Apresentado certa tarde, no fórum criminal, a um grande criminologista, este, ao saber com quem eu estava trabalhando, fez cara de nojo e me disse: “Esse escritório é horroroso. Frauda demais”, “Há um grau de fraude”, ele acrescentou, “que todo advogado às vezes pratica, ainda que seja para compensar as fraudes da outra parte. Mas para esse nosso colega não há fronteiras!”.
Não havia mesmo. Comecei a suar frio cada vez que acompanhava um cliente a uma audiência ou à policia, ou participava de um júri.
À noite, os pesadelos se sucediam. Neles eu era preso e torturado. Acordava chorando, apavorado. Minha filha já tinha nascido e eu não queria que o pai dela fosse aquele que eu teria de ser. Saí enquanto a sujeira ainda podia sair no banho.

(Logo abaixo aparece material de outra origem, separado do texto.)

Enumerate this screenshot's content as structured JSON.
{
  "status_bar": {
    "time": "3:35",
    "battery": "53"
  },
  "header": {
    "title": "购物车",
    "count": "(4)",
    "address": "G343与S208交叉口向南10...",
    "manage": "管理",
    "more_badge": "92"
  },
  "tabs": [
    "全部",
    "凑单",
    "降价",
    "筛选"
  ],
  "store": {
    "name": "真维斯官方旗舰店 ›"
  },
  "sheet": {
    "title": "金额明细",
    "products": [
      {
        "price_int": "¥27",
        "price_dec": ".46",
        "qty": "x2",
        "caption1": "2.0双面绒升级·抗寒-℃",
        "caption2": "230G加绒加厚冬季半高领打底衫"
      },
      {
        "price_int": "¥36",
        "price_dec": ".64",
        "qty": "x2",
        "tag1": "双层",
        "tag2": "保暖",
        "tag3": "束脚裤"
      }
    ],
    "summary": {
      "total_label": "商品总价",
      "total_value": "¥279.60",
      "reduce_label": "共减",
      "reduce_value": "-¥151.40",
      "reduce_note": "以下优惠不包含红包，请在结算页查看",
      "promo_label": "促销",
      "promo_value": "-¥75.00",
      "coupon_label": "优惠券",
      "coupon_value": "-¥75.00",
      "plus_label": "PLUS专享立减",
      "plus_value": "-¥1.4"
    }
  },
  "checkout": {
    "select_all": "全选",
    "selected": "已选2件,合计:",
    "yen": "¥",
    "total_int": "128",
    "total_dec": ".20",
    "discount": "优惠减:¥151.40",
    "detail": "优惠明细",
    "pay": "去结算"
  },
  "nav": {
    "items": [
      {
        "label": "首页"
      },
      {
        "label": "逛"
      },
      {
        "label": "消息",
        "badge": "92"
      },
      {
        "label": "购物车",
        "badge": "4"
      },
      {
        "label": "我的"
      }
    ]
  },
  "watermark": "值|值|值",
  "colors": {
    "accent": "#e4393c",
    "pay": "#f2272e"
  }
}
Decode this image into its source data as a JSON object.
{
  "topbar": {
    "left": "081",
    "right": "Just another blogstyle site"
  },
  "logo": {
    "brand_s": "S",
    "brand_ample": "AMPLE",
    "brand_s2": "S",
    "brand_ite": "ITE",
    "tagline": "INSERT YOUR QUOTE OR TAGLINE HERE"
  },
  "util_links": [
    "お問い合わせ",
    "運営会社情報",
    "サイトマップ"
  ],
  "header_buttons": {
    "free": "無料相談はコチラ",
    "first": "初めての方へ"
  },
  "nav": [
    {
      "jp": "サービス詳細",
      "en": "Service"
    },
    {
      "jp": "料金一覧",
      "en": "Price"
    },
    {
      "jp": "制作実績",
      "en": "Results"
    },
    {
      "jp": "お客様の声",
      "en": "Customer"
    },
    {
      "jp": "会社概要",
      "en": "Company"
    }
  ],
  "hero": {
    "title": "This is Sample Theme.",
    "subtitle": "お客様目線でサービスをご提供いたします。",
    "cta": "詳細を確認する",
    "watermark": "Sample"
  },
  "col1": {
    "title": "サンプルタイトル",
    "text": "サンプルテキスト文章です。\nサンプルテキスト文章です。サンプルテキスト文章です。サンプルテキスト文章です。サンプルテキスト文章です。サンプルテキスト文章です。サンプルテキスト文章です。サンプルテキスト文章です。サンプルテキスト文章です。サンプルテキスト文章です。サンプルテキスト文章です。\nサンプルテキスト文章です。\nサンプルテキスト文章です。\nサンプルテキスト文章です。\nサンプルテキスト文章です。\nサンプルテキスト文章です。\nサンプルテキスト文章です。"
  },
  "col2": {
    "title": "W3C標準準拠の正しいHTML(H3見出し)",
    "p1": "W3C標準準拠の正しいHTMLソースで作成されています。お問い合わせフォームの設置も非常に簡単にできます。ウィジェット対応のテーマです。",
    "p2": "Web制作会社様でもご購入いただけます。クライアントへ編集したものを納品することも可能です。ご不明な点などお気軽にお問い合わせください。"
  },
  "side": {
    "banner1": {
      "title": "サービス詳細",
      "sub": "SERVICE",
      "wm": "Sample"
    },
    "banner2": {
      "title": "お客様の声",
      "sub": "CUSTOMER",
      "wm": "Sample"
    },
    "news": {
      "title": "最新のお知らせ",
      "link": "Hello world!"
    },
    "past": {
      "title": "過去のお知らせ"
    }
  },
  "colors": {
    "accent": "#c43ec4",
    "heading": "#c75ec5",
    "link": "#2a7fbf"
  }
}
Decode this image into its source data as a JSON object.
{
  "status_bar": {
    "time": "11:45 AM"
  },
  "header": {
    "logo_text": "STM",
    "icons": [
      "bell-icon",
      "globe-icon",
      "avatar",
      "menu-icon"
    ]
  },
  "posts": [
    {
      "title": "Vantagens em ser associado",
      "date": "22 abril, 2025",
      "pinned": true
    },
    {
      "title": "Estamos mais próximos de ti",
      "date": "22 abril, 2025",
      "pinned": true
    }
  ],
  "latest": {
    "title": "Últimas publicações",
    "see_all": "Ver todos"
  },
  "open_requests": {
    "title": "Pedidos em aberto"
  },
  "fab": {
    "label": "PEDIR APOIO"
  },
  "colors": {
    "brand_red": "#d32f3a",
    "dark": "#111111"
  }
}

Com ímpeto adolescente, voltei a amar o jornalismo, e, feliz, a me concentrar nele. Um ano depois, eu já chefe de reportagem da revista de automobilismo, o grande advogado me ligou. Precisava do meu texto e do meu talento, disse. Me ofereceu sociedade – uma razoável participação em todas as causas do escritório. Coisa para ficar rico – e morrer de angústia – em poucos anos. Com cuidadosa delicadeza e um grande alívio, recusei.
Se sou mesmo honesto ou medroso, até hoje não sei. Mas sei que tenho muita saúde, mesmo depois de ter levado um tiro, bala perdida de fuzil, numa cidade maravilhosa.